KICGPT: Large Language Model with Knowledge in Context for Knowledge Graph Completion
This addresses the long-tail entity issue in knowledge graph completion for downstream applications, but it is incremental as it builds on existing triple-based and text-based methods.
The paper tackled the problem of knowledge graph completion by proposing KICGPT, a framework that integrates a large language model with a triple-based retriever using in-context learning, which achieved effectiveness on benchmark datasets with smaller training overhead and no finetuning.
Knowledge Graph Completion (KGC) is crucial for addressing knowledge graph incompleteness and supporting downstream applications. Many models have been proposed for KGC. They can be categorized into two main classes: triple-based and text-based approaches. Triple-based methods struggle with long-tail entities due to limited structural information and imbalanced entity distributions. Text-based methods alleviate this issue but require costly training for language models and specific finetuning for knowledge graphs, which limits their efficiency.

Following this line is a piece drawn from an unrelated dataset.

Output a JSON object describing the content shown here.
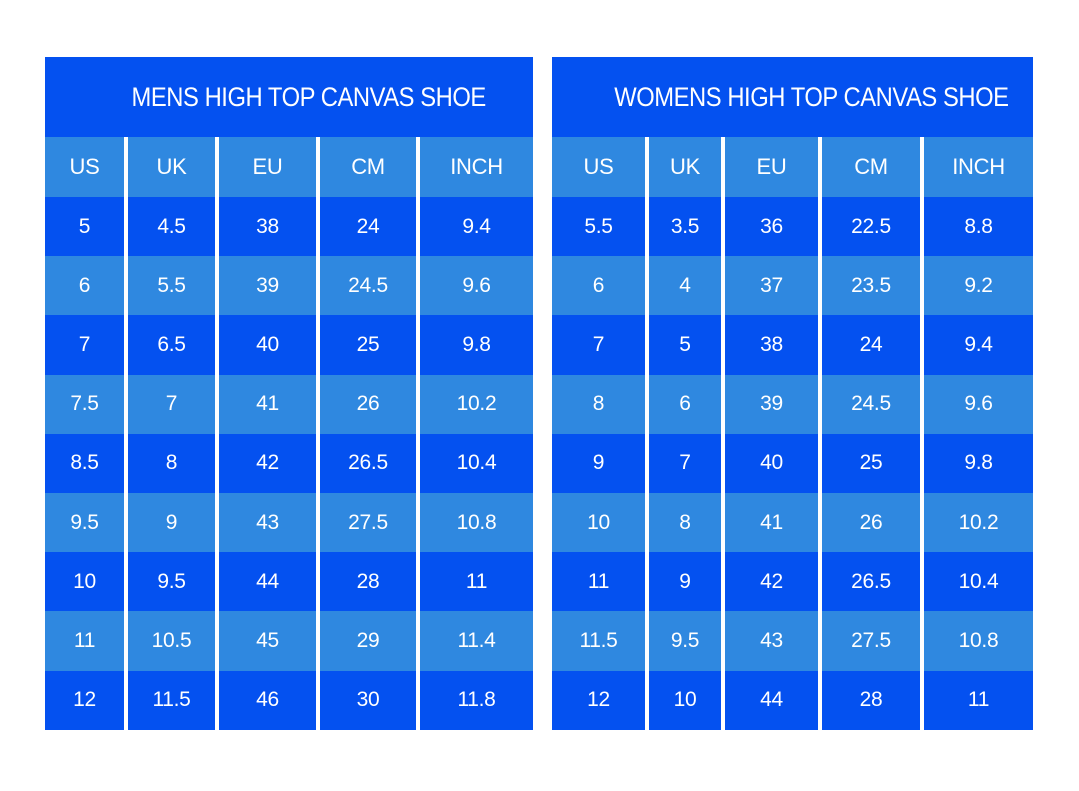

To alleviate these limitations, in this paper, we propose KICGPT, a framework that integrates a large language model (LLM) and a triple-based KGC retriever. It alleviates the long-tail problem without incurring additional training overhead. KICGPT uses an in-context learning strategy called Knowledge Prompt, which encodes structural knowledge into demonstrations to guide the LLM. Empirical results on benchmark datasets demonstrate the effectiveness of KICGPT with smaller training overhead and no finetuning.